Интерес Тарновского к лесбиянкам и их сексуальности ставит его особняком среди русских коллег-медиков, но ничем не выделяет из массы европейских современников и предшественников. Так, он начинает свои изыскания и обследования «врожденных трибадок» (то есть женщин, отдающих сексуальное предпочтение женщинам с ранних лет), основываясь на полном убеждении в том, что сексуальные особенности этих женщин объясняются физиологическими отклонениями, в частности, наличием у них органа, напоминающего пенис. Здесь Тарновский, как ни странно, подходит к проблеме лесбийского секса с позиций итальянского клирика XVIII века Лодовико Синистрари. Последний, отталкиваясь от определения содомии как «плотского проникновения в ненадлежащий сосуд», на «проклятый», всеми обсуждаемый вопрос: «в каком случае две женщины, лежащие вместе и соприкасающиеся плотью, могут быть обвинены в содомии?» — отвечал, опираясь на новейшие (к началу XVIII века) достижения медицины, что только женщины, имеющие непомерно большие клиторы, могут заниматься содомией (цит. по: Brown, 74). Из фаллоцентрического убеждения — что полноценного соития (нормального или ненормального, естественного или неестественного) между партнерами не может быть, если один из них не имеет пениса или его подобия — из этого убеждения и возникла гипотеза, согласно которой женщина, способная заниматься «противоестественным» сексом (содомией) с другой женщиной, непременно в какой-то степени гермафродит.
Тарновский описывает гинекологические обследования «трибадок» — в основном женщин, арестованных за тяжкие преступления и имеющих каждая свою историю сексуальных связей с женщинами, — которые он предпринял, чтобы подтвердить или опровергнуть теорию: такие «врожденные трибадки» имеют физиологические отличия от «нормальных» женщин. В результате он пришел к выводу, что даже «трибадки от природы» в физическом отношении совершенно нормальны. Таким образом, он может торжествовать и поставить крест на теории гермафродитизма врожденных лесбиянок.

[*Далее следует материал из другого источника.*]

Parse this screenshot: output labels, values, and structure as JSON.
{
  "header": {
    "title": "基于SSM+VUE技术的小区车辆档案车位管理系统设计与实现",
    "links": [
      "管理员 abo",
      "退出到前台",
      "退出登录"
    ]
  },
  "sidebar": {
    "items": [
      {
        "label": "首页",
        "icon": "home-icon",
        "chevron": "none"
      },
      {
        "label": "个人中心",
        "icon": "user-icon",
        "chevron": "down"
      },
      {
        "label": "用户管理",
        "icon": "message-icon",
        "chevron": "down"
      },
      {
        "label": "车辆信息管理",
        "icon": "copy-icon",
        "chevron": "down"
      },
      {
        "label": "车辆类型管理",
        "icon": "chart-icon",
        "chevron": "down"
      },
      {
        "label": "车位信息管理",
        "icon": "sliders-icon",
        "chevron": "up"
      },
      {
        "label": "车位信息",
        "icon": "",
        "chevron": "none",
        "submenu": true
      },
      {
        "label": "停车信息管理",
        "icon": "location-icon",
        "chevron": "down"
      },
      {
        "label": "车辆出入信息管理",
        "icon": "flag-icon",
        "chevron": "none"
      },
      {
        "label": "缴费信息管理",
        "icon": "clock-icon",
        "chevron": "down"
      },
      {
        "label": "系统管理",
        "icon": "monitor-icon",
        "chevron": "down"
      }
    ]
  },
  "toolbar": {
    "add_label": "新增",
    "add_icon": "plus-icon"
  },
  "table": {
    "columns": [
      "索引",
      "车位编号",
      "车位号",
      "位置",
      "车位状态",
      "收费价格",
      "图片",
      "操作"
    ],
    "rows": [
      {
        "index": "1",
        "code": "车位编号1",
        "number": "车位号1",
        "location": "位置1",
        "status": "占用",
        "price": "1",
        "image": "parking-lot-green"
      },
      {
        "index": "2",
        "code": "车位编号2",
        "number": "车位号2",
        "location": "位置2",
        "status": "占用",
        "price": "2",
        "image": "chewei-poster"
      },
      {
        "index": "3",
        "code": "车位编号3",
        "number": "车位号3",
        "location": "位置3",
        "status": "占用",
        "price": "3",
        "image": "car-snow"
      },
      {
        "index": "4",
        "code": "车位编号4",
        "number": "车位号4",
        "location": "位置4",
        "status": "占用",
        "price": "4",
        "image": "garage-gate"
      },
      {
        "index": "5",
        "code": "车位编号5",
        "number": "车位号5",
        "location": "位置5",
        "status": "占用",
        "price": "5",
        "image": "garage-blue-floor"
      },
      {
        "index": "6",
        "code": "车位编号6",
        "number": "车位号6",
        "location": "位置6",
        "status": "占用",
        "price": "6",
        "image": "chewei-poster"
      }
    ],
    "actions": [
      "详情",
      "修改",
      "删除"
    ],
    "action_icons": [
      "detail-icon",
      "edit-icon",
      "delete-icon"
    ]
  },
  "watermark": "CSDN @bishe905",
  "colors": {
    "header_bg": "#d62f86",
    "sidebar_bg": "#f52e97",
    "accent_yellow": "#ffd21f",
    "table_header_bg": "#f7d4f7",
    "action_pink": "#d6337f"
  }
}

Более того: он развенчивает популярную в то время на Западе теорию, по которой лесбианизм, как и проституция — это свидетельство моральной деградации и преступности.
Итак, Тарновский снимает с лесбиянок обвинение в склонности к насилию, которое поддерживалось многими авторами-церковниками; он не делает из лесбиянок патологических личностей и преступниц, какими их представляли последователи школы криминальной антропологии, основанной Чезаре Ламброзо. Тем не менее в других отношениях его подход мало отличается от взглядов большинства европейских и русских специалистов конца XIX века. В самом деле, Тарновский обильно цитирует работы известных западных сексологов, особенно Молля и Крафт-Эбелинга. Он настойчиво подчеркивает подлинность случаев из практики, о которых пишет в своей книге, однако, надо признать, нет никакой уверенности в том, что лесбиянки, далекие от криминала, чье поведение и чью сексуальную жизнь он описывает, на самом деле существовали.
Самый важный и остающийся без ответа вопрос о лесбиянках-информаторах в работе Тарновского: что же побуждало этих анонимных женщин, о которых он сам пишет как о самых скрытных на свете людях, раскрывать ему интимнейшие детали своей частной жизни? К единственной в своем роде, особенно на русской почве, книге Тарновского «Извращение полового чувства у женщин» надо подходить осторожно и с определенной долей недоверия в отношении того, что она может нам поведать о действительной жизни и сексуальности реально существовавших русских лесбиянок 1880-х -90-х годов. Однако читать ее полезно и, хотя это звучит как горький парадокс, забавно: книга свидетельствует о неотвязной одержимости русского врача конца XIX века проблемой гомосексуализма, а именно — лесбиянками, неважно, существующими ли реально, или воображаемыми, или взятыми из литературы.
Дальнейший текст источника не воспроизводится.